Spektakulärer Tresorknacker: Wie Diebe 3.250 Schließfächer einer Sparkasse leerten

Kriminalermittler fordern Kontrollmechanismen für Schließfächer - Spektakulärer Tresorknacker: Wie Diebe 3.250 Schließfächer einer Sparkasse leerten
Ein jüngster spektakulärer Einbruch in einer Filiale der Sparkasse in Gelsenkirchen hat die Debatte über die Sicherheit und Regulierung von Schließfächern neu entfacht. Die Diebe drangen in fast alle 3.250 Kundenfächer ein, nachdem sie den Tresorraum angebohrt hatten – und warfen damit Fragen zur möglichen Nutzung für Geldwäsche auf. Nun fordern Behörden und Bankenexperten strengere Kontrollen für diese bisher unregulierten Lagerstätten.
Der Einbruch wurde am 29. Dezember entdeckt, nachdem ein Feueralarms die Mitarbeiter alarmiert hatte. Die Ermittler gehen davon aus, dass die Täter möglicherweise tagelang Gegenstände aus dem Tresor entfernten. Während unklar bleibt, was sich genau in den gestohlenen Fächern befand, lenkt der Vorfall die Aufmerksamkeit auf das regulatorische Vakuum bei Schließfächern.

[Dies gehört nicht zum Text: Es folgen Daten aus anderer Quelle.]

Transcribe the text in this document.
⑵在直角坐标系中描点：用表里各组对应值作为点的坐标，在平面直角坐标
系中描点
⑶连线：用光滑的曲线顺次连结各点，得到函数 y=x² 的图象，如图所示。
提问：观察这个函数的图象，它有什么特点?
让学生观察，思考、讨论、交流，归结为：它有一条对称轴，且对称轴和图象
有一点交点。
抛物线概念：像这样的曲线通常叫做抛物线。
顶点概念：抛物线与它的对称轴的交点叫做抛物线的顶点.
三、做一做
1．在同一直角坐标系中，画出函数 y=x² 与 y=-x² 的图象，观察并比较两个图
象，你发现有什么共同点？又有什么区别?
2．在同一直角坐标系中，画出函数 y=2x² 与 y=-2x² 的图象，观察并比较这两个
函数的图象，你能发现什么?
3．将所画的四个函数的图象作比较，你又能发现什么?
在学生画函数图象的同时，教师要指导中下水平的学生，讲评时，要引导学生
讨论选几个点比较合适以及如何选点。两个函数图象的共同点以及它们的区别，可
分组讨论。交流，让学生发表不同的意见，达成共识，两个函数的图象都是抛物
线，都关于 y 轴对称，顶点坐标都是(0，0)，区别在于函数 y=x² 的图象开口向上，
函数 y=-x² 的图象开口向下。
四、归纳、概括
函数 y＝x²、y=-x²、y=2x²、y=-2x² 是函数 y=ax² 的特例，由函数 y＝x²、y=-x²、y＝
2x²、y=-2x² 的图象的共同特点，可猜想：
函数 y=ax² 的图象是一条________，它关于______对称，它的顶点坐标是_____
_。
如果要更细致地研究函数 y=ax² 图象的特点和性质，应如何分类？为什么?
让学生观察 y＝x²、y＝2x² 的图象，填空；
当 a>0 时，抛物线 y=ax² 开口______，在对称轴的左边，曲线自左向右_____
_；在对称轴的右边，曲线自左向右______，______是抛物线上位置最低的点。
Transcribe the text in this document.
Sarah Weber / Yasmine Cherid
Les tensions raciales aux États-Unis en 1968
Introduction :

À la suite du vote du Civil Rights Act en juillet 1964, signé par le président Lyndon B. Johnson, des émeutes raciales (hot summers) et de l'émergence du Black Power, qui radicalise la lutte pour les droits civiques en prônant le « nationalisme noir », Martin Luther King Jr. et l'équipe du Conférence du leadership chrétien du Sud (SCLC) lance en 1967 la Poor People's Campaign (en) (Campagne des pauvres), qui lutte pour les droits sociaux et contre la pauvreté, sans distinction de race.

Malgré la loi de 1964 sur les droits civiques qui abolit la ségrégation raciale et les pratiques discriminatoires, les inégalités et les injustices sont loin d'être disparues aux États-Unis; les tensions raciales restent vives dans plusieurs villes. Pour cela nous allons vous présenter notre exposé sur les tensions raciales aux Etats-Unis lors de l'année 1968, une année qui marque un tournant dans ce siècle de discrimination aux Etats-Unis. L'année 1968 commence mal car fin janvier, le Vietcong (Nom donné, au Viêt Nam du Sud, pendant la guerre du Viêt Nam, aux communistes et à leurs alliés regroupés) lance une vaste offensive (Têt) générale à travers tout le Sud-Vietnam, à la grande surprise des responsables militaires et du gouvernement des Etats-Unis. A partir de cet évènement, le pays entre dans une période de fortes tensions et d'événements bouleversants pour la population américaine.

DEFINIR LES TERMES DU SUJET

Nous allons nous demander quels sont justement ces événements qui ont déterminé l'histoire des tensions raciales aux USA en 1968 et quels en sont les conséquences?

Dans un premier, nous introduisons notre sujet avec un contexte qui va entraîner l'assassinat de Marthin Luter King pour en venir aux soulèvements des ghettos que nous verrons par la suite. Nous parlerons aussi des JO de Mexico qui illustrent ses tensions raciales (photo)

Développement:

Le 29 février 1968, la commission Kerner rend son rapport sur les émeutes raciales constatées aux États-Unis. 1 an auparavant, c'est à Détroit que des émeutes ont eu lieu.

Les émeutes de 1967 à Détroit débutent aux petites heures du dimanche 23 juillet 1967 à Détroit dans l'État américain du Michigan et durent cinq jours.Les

Oliver Huth, Landesvorsitzender des Bundes Deutscher Kriminalbeamter (BDK) in Nordrhein-Westfalen, warnt, dass solche Fächer für illegale Zwecke missbraucht werden könnten. Er verwies auf einen Fall, in dem eine Kindergärtnerin 300.000 Euro in bar lagerte – ein Indiz dafür, dass einige Nutzer undeklariertes Vermögen verstecken könnten. Huth räumt ein, dass nicht alle Mieter Kriminelle seien – manche bewahrten etwa Familienerbstücke auf –, bestehe aber darauf, dass es "keinen nachvollziehbaren Grund" gebe, Bargeld in einem Schließfach statt auf einem Bankkonto zu lagern. Aktuell haben Banken keine Möglichkeit, den Inhalt der Fächer zu überwachen. Selbst nach der sechsten EU-Geldwäscherichtlinie bleiben Schließfächer komplett ungeregelt.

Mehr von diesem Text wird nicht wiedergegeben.